Pictures from NASA’s New Horizons spacecraft captures images from the edge of our solar system, more than three billion miles away

It’s quite amazing what can be achieved with the use of a camera and an unmanned vehicle just floating around in deep space. The National Aeronautics and Space Administration (NASA) recently announced that its New Horizons spacecraft made history by capturing an image near the edge of the solar system – more than three billion miles away – as it performed routine calibration. By taking that photo, it set a new record for the farthest image ever made from Earth. Then it broke that same record not more than two hours later.

According to the announcement on the official NASA website, New Horizons captured its most important photo yet as it turned its telescopic camera – the Long Range Reconnaissance Imager (LORRI) – onto a field of stars and simply took a routine snap. This particular field of stars was referred to as the “Wishing Well” galactic open start cluster. And it was pictured by New Horizons as it floated by, 3.79 billion miles (6.12 billion kilometers) away from Earth.

At that distance, the New Horizons spacecraft was even farther than Voyager 1, which is famous for taking the photo better known as “Pale Blue Dot” – Voyager 1 was only 3.75 billion miles (6.06 billion kilometers) away when that happened. It held the record for the farthest image ever created from Earth for more than 27 full years.

As mentioned earlier, LORRI ended up breaking its own record a mere two hours later by taking images of Kuiper Belt objects, identified by NASA as 2012 HZ84 and 2012 HE85. According to the space agency, this demonstrates how “nothing stands still when you’re covering more than 700,000 miles (1.1 million kilometers) of space each day.”

According to NASA, the New Horizons spacecraft is only the fifth such spacecraft that managed to breeze past all of the outer planets in the solar system, and that a lot of its accomplishments have involved setting distance records of some sort. Back in December 9, it succeeded in the most-distant course-correction maneuver ever, with the mission team guiding it toward a close encounter with a Kuiper Belt Object named 2014 MU69. It’s scheduled to happen in January 1, 2019, and when it does, it will be the farthest planetary encounter in all of human history. It’s set to happen about a billion miles away from the Pluto system – which was explored by New Horizons a couple of years back.
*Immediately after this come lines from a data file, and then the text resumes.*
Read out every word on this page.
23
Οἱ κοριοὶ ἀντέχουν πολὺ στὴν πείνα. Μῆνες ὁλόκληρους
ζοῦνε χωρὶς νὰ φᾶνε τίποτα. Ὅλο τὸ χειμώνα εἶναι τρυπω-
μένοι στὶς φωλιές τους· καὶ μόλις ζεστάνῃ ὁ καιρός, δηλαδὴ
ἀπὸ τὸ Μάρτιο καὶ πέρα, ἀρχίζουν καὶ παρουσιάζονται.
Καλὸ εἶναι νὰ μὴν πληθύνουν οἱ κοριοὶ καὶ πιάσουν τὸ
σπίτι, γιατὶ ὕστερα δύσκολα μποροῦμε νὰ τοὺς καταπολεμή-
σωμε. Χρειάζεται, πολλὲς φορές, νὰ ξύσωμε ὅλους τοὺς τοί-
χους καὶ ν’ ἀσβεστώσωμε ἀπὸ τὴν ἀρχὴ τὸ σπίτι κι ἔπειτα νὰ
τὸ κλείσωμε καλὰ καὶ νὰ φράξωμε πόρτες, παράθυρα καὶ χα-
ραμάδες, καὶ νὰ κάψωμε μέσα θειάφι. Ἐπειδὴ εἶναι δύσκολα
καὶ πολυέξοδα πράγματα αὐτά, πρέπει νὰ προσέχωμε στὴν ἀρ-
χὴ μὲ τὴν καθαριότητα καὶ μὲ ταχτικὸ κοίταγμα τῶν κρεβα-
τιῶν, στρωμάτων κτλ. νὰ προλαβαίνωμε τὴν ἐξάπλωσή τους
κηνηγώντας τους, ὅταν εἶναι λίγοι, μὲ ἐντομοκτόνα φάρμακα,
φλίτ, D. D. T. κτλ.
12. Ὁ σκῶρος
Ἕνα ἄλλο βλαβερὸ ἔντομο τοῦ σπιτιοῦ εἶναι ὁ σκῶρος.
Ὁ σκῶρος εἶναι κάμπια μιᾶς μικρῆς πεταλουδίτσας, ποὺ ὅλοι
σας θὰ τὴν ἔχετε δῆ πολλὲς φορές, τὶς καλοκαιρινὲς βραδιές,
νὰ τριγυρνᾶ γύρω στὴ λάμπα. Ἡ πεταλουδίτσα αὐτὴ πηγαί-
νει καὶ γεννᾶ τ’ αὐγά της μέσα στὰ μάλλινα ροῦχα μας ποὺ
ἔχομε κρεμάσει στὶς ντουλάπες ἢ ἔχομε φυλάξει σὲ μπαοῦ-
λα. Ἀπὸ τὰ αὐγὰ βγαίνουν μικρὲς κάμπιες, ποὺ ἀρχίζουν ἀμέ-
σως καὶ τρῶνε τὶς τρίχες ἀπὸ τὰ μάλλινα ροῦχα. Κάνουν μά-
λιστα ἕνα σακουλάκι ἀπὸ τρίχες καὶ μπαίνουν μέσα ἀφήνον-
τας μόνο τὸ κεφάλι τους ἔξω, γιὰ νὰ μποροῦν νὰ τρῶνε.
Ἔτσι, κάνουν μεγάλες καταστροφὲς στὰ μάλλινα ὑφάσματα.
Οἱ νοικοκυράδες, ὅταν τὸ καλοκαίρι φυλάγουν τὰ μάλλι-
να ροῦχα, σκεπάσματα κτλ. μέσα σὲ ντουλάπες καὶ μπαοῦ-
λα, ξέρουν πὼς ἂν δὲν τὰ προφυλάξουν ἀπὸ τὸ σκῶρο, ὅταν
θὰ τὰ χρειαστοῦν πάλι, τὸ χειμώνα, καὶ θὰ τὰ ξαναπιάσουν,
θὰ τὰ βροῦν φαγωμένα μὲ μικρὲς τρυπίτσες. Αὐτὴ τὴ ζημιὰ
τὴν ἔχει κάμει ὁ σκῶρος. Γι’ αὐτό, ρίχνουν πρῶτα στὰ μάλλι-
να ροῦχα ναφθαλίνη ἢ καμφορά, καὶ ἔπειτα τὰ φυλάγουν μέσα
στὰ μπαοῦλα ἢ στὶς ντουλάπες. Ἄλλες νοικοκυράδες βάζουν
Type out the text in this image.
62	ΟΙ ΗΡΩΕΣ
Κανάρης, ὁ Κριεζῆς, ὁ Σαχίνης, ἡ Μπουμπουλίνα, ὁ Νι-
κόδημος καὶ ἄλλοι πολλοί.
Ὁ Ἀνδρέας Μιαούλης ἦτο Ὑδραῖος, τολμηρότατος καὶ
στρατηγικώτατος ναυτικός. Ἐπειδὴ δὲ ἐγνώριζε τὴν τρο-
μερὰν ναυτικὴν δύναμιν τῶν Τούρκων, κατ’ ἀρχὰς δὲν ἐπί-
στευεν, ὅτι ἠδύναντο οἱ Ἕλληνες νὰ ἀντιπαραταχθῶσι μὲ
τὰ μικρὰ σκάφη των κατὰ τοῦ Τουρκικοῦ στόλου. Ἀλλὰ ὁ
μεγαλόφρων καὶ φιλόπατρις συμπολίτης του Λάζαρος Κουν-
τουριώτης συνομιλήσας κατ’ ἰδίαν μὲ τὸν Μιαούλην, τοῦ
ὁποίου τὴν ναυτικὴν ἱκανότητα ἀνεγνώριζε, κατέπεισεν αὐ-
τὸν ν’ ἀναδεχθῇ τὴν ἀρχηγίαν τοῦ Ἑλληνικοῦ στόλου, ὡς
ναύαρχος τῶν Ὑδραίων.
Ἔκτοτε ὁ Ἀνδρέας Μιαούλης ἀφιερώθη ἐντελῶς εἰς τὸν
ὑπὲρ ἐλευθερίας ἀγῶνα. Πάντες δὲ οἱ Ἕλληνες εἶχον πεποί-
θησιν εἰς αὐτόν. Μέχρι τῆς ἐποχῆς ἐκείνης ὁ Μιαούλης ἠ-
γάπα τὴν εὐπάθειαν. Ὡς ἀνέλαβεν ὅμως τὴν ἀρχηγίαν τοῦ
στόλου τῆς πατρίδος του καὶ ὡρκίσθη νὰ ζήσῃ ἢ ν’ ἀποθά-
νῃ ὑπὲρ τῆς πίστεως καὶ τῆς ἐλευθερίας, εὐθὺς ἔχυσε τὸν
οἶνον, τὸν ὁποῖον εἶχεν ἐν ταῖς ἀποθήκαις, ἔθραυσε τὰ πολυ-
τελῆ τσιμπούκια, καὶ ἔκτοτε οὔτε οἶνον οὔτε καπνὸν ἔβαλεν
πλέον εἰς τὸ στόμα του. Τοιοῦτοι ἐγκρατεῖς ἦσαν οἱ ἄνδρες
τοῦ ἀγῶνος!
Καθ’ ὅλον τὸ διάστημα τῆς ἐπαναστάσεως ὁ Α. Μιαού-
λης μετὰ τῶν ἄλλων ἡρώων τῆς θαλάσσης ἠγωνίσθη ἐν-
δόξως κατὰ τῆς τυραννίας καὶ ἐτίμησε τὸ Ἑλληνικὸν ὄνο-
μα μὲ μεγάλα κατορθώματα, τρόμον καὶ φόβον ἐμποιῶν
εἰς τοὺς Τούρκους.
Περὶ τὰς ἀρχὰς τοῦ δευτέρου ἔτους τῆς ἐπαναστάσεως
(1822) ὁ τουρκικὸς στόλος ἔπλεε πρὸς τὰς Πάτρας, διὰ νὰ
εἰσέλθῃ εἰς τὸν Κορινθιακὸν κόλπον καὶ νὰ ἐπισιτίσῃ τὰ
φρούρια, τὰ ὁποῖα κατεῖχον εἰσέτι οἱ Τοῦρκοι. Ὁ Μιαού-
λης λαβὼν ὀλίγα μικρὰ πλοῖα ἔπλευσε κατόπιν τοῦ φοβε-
What exactly does NASA intend to do with all the data they have already gathered – and will gather – on Kuiper Belt Objects? The space agency said that mission scientists plan to study the images taken by New Horizons in order to find out the space of the objects in them as well as their surface properties. They also want to check for moons and rings on them. And while it keeps on taking photos with its on-board camera, it also makes nearly-constant measurements of plasma, dust, and neutral gas levels on its way.

As of this time’s writing, the New Horizons spacecraft has been put into a sort of hibernation mode. Mission controllers from the Johns Hopkins Applied Physics Laboratory in Laurel, Maryland are expected to bring it out of its deep electronic sleep on June 4, and subsequently use it after a series of system checkouts and other activities to prepare it for future encounters.